Following a heavily covered trial, singer R. Kelly has been convicted on a wide range of charges by a federal jury in New York. R. Kelly was facing nine counts in the case, including one count of racketeering with 14 underlying acts that included kidnapping, sexual exploitation of a child, kidnapping, bribery and sex trafficking charges, and eight additional counts for violations of a separate sex trafficking law.
How many years did R. Kelly get?
Now that he's been found guilty in court, many naturally wondered how much prison time Kelly is set to serve. Because of the way the legal process works, the singer hasn't actually been sentenced yet, but reports suggest that he could face decades in prison when he is sentenced on May 4. Kelly's attorney said that they plan to file an appeal, and are disappointed with the verdict.
To be convicted of the racketeering count, Kelly had to be found guilty on at least two of the 14 underlying counts. The jury found that he was guilty of all but two, a pretty definitive sentence in a case that has received tons of public attention. The trial began on August 18, and the verdict comes 13 years after R. Kelly was acquitted of child pornography charges during a trial in Illinois.
"Today's guilty verdict forever brands R. Kelly as a predator, who used his fame and fortune to prey on the young, the vulnerable and the voiceless for his own sexual gratification," said acting US attorney from the Eastern District of New York Jacquelyn Kasulis.
She added that Kelly was "a predator who used his inner circle to ensnare underage girls and young men and women for decades, in a sordid web of sex abuse, exploitation and humiliation."
Kelly's victims were praised for coming forward with their stories.
Gloria Allred, who represented three of the six victims that were part of the trial, said that Kelly was one of the worst sexual predators she had ever faced in court. "First, he used the power of his celebrity to recruit vulnerable underage girls for the purpose of sexually abusing them," Allred said. "These were not May-October relationships, which is what his defense attorney wanted the jury to believe -- these were crimes against children and some adults,"
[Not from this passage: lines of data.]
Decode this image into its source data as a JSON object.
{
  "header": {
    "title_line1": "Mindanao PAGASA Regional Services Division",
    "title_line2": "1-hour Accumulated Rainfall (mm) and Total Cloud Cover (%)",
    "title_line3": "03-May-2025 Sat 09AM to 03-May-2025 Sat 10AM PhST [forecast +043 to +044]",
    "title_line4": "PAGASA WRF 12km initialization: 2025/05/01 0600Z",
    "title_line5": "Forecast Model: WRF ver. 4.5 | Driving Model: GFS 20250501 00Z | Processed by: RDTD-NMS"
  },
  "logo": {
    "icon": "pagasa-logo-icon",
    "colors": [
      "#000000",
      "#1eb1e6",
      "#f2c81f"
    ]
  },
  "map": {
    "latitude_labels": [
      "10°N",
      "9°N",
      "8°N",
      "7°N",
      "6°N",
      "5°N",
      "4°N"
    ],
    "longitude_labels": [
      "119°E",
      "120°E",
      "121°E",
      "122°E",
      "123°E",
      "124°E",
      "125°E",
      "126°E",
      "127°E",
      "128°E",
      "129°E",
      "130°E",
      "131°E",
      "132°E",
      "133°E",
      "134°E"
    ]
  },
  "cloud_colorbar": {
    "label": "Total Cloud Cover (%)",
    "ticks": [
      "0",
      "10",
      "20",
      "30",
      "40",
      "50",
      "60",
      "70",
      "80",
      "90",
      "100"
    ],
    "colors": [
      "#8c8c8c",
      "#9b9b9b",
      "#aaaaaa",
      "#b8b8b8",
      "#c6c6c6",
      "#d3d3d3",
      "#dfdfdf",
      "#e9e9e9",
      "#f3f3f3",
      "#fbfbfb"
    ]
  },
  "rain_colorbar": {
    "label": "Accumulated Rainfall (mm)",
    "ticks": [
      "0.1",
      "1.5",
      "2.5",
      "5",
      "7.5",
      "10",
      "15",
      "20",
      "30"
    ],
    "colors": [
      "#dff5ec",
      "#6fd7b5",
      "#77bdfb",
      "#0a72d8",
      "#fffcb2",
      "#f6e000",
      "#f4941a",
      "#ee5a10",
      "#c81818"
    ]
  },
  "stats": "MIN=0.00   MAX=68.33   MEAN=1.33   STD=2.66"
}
Kelly reportedly did not have any reaction when the verdict was read in court, although his attorney Deveraux Cannick said that he did not expect to be convicted. "You didn't get to see what we saw in terms of the discovery. You didn't get to see all the inconsistencies," Cannick said. "We said in our summation that the government cherry-picked their version that they thought would support the continuation of the narrative."
R. Kelly's behavior has been the subject of public scrutiny for some time now, with many of his accusers coming forward to make accusations about the sexual abuse he had subjected them to. This verdict comes at the end of a long, public process for both Kelly and his victims, who have now helped to seal his fate.